Trainee: The next step is to identify and expose the hypoglossal nerve branches, which are located along the lateral borders of the genioglossus muscle.
Instructor: How will you approach the dissection to locate the hypoglossal nerve branches?
Trainee: I will perform blunt dissection along the lateral edges of the genioglossus muscle.
Instructor: What anatomical structure can serve as a reliable reference point for identifying the hypoglossal nerve (HGN)?
Trainee: “The ranine vein generally runs directly on top of the hypoglossal nerve, making it an excellent anatomical landmark for precise identification during the procedure.
→ Instructor: How do you identify inclusionary hypoglossal nerve fibers during the dissection?

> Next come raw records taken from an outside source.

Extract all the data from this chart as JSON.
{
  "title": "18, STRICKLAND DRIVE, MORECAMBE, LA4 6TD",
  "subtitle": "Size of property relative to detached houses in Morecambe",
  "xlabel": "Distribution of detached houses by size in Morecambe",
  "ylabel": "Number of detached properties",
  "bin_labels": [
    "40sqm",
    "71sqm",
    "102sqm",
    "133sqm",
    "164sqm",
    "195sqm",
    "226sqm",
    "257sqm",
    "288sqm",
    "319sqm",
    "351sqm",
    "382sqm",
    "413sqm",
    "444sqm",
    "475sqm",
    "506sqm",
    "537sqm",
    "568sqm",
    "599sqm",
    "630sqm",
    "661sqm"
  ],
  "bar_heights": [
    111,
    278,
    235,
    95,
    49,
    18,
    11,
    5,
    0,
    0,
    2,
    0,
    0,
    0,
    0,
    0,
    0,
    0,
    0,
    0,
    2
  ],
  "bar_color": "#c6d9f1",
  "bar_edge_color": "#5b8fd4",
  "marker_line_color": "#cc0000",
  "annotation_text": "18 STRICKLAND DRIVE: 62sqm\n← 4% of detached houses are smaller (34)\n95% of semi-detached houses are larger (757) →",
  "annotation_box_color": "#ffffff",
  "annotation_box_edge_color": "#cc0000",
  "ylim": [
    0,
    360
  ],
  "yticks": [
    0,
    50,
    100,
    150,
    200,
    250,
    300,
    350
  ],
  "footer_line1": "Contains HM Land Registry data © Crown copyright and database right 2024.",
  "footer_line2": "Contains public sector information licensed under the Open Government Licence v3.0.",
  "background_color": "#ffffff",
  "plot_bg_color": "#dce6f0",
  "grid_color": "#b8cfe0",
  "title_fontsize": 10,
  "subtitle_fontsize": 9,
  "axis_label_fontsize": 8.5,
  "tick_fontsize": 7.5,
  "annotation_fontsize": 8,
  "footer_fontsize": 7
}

Trainee: I will identify inclusionary HGN fibers by their location lateral to the genioglossus muscle. Using the nerve integrity monitoring (NIM) system.
Instructor: How do you use anatomy, NIM signals, and muscle contraction together during the procedure?
Trainee: Anatomy helps me see and locate the muscles visually, IONM signals confirm nerve activity, and muscle contraction shows the function of the fibers in real time. By looking at all three, I can precisely target the inclusionary nerve branches and effectively distinguish the exclusionary branches.
Instructor: What is the goal when identifying and targeting specific nerve fibers during the procedure?
Trainee: The goal is to protrude and stiffen the tongue. This involves excluding the primary retractors, which are the hyoglossus (HG) and styloglossus (SG), while including the main stiffeners and protrusors such as the genioglossus horizontal (GGh), genioglossus oblique (GGo), and transversus/verticalis (T/V) fibers.
Instructor: What is the next step after defining the inclusionary branches?
→ Trainee: The next step is to create the paddle area by preparing the muscle surface for implant placement. This involves ensuring a smooth, well-exposed area over the inclusionary branches while avoiding interference from the exclusionary branches.
Instructor: What do you do after defining the paddle area on one side?
Trainee: After defining the paddle area on one side, I will leave a neurosurgical pattie in the paddle area. Then, I will proceed to the other side to repeat the process. Afterwards we are ready to place the implant.